Las cámaras de la televisión seguían hace treinta años a Edén Pastora, el jefe militar del comando del Palacio Nacional, y todos querían entrevistar a Dora María Téllez, la única mujer entre los asaltantes, que había conducido las negociaciones con los representes de Somoza. Ella vestida de guerrillera, era la heroína. Hoy, la heroína es Ingrid Betancourt, vestida de prisionera mientras aguantaba el cautiverio.

No se trata solamente de un cambio de papeles en el fenómeno mediático, ni nada más de que la lucha armada irregular, con todo lo que conlleva, se halla fuera de lugar en los albores del siglo veintiuno, como el mismo presidente Hugo Chávez afirma ahora.

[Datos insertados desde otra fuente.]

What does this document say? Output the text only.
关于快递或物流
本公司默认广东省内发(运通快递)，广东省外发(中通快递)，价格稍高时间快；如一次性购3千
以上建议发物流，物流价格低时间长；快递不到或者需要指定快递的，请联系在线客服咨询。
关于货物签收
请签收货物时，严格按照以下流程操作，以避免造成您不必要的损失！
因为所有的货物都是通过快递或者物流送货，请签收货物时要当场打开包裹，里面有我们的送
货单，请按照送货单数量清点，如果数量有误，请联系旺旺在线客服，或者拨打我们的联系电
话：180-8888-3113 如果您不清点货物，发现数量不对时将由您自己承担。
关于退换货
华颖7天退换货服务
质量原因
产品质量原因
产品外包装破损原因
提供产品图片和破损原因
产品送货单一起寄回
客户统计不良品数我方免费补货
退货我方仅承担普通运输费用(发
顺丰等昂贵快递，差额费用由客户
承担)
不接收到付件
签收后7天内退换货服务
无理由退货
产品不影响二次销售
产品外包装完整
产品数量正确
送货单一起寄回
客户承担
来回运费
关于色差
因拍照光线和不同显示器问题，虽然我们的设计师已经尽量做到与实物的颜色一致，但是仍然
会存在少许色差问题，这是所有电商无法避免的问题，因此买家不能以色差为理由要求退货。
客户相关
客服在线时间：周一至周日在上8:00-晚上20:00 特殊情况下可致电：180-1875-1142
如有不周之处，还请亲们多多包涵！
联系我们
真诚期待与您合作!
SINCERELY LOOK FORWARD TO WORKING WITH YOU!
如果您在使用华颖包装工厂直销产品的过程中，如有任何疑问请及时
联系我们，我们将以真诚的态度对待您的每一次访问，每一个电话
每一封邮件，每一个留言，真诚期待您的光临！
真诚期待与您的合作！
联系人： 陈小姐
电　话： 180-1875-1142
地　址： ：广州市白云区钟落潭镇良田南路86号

Se trata de un cambio radical del sentido de los símbolos, porque los símbolos tienen siempre un sustrato ético, que es el que las da vida, o sino se vuelven retórica mentirosa.

García Márquez relata que uno de los diputados que viajaban con los guerrilleros hacia el aeropuerto de Managua, pues allí serían entregados a cambio de los prisioneros políticos traídos des las cárceles en todo el país, se mostró asombrado ante aquella explosión de júbilo popular en las calles. “Y entonces, el comandante Uno, que viajaba a su lado, le dijo con el buen humor de alivio : ya ve, esto es lo único que no se puede comprar con plata».

La plata entonces no estaba entonces de por medio, y ningún guerrillero de aquel comando veía el asalto al Palacio Nacional como un negocio. Los que sobreviven siguen viviendo sin medios de fortuna, y los que ya murieron, vivieron siempre pobres. Ninguno de ellos fue corrompido por el trastorno de los valores éticos, como ocurrió, por desgracia, pasando el tiempo, con otros compañeros de armas suyos, pero ésa es historia aparte.

La diferencia entre las imágenes de entonces, y las de hoy, es la misma que hay entre el ideal y el cinismo. Entre la lealtad a los principios y la corrupción de los principios. El tráfico de drogas, tomo un ejemplo, equipara al jefe guerrillero con el narcotraficante, y al anularse los ideales, se echa al trasto de la basura la ética, y no hay más romanticismo posible.

Hoy, en lugar de alegrarse nadie porque las FARC retenga aún rehenes, todo el mundo les exige que los libere de manera incondicional, desde Fidel Castro al Consejo Permanente de la Organización de Estados Americanos, donde están representados los gobiernos latinoamericanos, la mayor parte de ellos ahora de izquierda. Un voto unánime salvo por el gobierno de Nicaragua, para que tomen nota.